Honestly, Hamtramck is kind of decayed, and not that great. It isn't dangerous, or ghetto, but it's kind of (very) slowly pointing in that direction. The south end, in particular, isn't too hot. It's still packed with people and new immigrants, though.

You're right that there's nothing remotely similar to Downtown Chicago/Near North Side anywhere in Metro Detroit, but there are healthy and walkable semi-urban and streetcar suburban enclaves. Because the city has done such an awful job of attracting young and prosperous people craving urbanity, a number of suburbs have stepped in and kind of "done the job" for them.

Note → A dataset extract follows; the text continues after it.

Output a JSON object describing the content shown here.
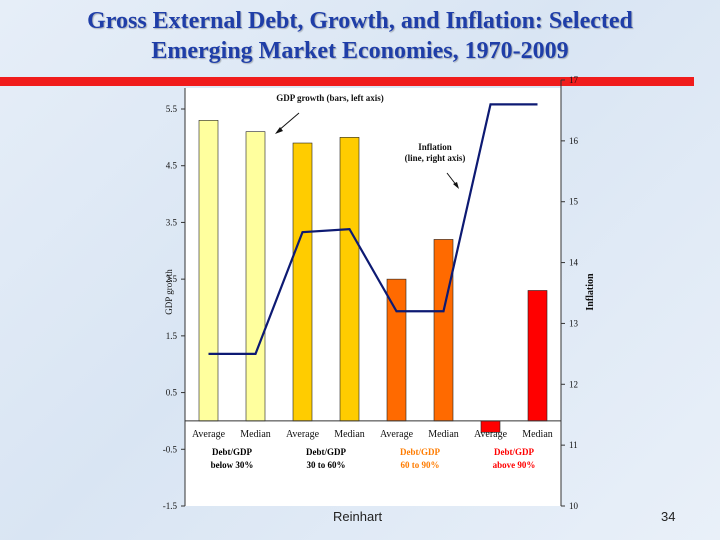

In particular, Birmimgham, Royal Oak and Ferndale have been extremely successful in turning their towns into mini yuppie/urbanist enclaves.
Birmingham is so successful it's frighteningly expensive (you don't get much for under a million) and Royal Oak is also successful, though more middle class and vaguely fratty. Ferndale is very hipster and gay-friendly.

And because Metro Detroit was developed before most metros, there's lots of old-school, semi-walkable suburbia in pretty good shape. Dearborn, Wyandotte, Berkley, Clawson, and the Grosse Pointes are examples of almost 100% walkable suburbs (ok, except for that awful suburban area in Mid-Dearborn where they built on Ford Motor property).